The development theories could also be differentiated using the courses they follow and can be followed by one course or many courses. Freud and Erickson’s psychoanalytic theories follow one course and therefore are assumed to be universal (Berk, 2008). The same is observed in Piaget’s theory, where reinforced behaviors are similar for everybody (Berk, 2008). Vygotsky’s sociocultural theory observes many possible courses of development since cultures vary from place to place (Berk, 2008). All the theories are influenced by nature and nurture, although the relative degree of influence varies from one theory to another. Freud’s theory believes that the id has more influence on an individual and helps shape the superego. Erickson contrasts him by stating that the ego is more influential (Berk, 2008). Piaget states that growth occurs as the child’s preprogrammed brain interacts with the environment. Piaget differs from Freud, who holds that growth stops at adolescence as he believes adult experiences are critical in shaping one behavior. Vygotsky differs from the others on the nature vs. nurture aspect as he argued that the hereditary brain of a child grows as it interacts with the expert members of society.
Of the four theories analyzed, Piaget’s Cognitive development theory is the most effective from a personal point of view. This is so partially because the Swiss had a biological background and mainly because he deployed the biological concept of adaptation in it (Berk, 2008). It fits well with Darwinian evolution theory in that as the environment shapes physical parts, so are the cognitive parts of the brain (Berk, 2008). The four stages of Piaget’s cognitive development theory can be easily observed, and there are few critics of them. His argument that children are active listeners whose minds consist of rich knowledge structures is true and is widely used by developmental scientists (Berk, 2008). Piaget’s development theory not only explained how children acquire knowledge but also explained the nature of intelligence.

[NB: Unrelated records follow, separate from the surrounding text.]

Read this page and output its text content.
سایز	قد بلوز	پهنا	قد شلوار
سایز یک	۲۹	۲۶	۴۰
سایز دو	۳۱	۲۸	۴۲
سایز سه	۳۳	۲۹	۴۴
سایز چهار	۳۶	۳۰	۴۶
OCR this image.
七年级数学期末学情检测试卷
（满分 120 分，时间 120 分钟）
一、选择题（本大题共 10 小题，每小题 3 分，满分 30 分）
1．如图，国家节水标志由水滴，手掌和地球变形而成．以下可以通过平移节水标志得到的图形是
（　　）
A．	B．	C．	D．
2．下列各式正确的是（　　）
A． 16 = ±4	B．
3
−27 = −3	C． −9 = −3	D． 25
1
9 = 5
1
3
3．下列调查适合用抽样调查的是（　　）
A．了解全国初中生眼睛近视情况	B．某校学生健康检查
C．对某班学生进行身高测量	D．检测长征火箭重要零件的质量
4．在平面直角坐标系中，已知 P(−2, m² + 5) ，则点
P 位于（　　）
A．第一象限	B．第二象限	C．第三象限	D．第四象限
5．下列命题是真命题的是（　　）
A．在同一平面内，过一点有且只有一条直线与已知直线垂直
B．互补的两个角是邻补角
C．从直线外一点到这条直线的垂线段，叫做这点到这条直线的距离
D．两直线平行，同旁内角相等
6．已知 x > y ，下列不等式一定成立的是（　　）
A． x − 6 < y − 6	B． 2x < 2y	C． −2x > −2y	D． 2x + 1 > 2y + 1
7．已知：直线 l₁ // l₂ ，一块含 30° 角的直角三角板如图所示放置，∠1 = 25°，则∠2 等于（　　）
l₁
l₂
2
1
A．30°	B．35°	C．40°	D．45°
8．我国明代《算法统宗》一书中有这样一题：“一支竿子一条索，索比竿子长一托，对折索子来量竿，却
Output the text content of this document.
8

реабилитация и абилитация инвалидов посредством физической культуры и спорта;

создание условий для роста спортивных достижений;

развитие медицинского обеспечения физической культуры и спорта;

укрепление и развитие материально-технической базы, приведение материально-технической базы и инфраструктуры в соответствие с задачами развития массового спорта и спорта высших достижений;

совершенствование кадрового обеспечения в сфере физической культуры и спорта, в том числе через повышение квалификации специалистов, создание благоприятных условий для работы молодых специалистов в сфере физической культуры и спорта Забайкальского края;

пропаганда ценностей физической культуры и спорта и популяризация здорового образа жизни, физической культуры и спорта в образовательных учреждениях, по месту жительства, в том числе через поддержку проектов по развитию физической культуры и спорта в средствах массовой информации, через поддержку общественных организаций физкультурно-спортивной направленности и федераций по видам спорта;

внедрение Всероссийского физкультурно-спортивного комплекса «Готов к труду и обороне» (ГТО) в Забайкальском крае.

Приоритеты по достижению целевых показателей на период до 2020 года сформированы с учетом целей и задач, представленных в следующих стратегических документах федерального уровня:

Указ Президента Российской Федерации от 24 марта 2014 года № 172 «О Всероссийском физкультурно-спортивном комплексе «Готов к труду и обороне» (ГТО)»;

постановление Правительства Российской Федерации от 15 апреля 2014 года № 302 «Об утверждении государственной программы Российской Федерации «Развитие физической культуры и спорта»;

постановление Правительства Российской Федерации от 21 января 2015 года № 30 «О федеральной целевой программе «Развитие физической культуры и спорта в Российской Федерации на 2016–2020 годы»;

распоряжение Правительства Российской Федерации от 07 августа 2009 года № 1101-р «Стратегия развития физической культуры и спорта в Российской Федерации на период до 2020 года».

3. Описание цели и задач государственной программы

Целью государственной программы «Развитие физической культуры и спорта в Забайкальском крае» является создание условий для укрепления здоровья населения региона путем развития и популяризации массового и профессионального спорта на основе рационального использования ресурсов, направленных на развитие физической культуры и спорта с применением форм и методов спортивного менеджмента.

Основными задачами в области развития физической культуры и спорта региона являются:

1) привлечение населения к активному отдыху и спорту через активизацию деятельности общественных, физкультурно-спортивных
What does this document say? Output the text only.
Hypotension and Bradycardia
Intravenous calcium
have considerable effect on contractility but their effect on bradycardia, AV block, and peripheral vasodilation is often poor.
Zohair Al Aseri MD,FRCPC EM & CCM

Piaget’s cognitive development theory also explained the nature of the social world in which people live. It sparked much interest from scholars in different fields to research children’s conception of themselves, other people, and human relationships (Berk, 2008). It also impacted educational practice by encouraging the development of philosophies and programs that emphasize discovery learning and direct contact with the environment (Berk, 2008). It, however, has been criticized for the argument that no development happens after adolescence (2008). Nonetheless, this theory is the most applied by practitioners among the four.
Berk, L. E. (2008). Exploring lifespan development (3th ed.). Pearson.